A 92-year-old woman who works at a Wendy’s restaurant in Ohio says she doesn’t plan on quitting anytime soon.

“I’m going to stay as long as I can,” Susie Kelly told The Parkersburg News and Sentinel. She works at a restaurant in Marietta, a small city in southeast Ohio on the border with West Virginia.

“I do the work for my own therapy, because if I didn’t have something to get out and go I would just sit at home,” Kelly said. “It puts me out among people.”

Kelly, who has worked at the restaurant since it opened in the early 2000s after pivoting from home healthcare, cleans the tables, washes trays, and cleans the restrooms but doesn’t help prepare food, The News and Sentinel reported.

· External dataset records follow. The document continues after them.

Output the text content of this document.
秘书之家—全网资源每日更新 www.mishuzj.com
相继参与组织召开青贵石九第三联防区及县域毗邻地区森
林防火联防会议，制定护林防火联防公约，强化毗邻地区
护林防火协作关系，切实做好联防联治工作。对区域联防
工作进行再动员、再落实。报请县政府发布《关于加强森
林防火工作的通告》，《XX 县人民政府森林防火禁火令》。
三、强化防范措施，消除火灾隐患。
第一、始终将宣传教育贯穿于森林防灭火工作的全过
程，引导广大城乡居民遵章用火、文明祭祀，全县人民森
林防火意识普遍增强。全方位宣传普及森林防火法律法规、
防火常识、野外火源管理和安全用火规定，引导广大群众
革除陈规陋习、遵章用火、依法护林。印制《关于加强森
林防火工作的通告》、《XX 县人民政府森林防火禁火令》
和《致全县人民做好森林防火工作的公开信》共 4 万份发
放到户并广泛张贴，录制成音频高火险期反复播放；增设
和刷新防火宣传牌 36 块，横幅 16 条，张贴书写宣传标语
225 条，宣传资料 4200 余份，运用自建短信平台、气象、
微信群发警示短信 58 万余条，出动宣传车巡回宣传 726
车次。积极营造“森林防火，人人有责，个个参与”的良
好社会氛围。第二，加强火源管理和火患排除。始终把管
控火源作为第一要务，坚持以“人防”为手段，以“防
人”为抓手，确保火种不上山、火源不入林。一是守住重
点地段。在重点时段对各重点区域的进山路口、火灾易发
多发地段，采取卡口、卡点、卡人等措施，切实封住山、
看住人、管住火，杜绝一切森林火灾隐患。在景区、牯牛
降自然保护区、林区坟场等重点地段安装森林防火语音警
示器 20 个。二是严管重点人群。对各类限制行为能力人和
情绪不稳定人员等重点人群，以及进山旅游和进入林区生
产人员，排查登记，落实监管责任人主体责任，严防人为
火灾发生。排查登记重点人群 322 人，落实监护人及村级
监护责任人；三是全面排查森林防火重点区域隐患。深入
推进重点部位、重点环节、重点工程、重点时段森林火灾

“I try to keep things straightened up,” Kelly told the publication. “I talk with the people who come in.”

“She interacts with everyone in the dining room, cleans the tables and carries little mints around,” District Manager Jason Blair told The News and Sentinel. “She wouldn’t walk past a person and not say hello.

“Things would run so much smoother if there were more people like her,” General Manager Nina Male told the outlet.

The US has an aging population. As of 2020, 16.8% of the total population, or around 55.8 million people, were aged 65 or over, per Census Bureau data. Around 2.5 million were aged 90 or over.

The restaurant industry typically attracts younger workers, which could be because of the physical demands of the roles alongside the scheduling that often requires weekend and evening work.

The average age for workers in the industry is 29.5 years, according to 2022 data from the Bureau of Labor Statistics, and workers aged 65 and over make up just 3.1% of the industry.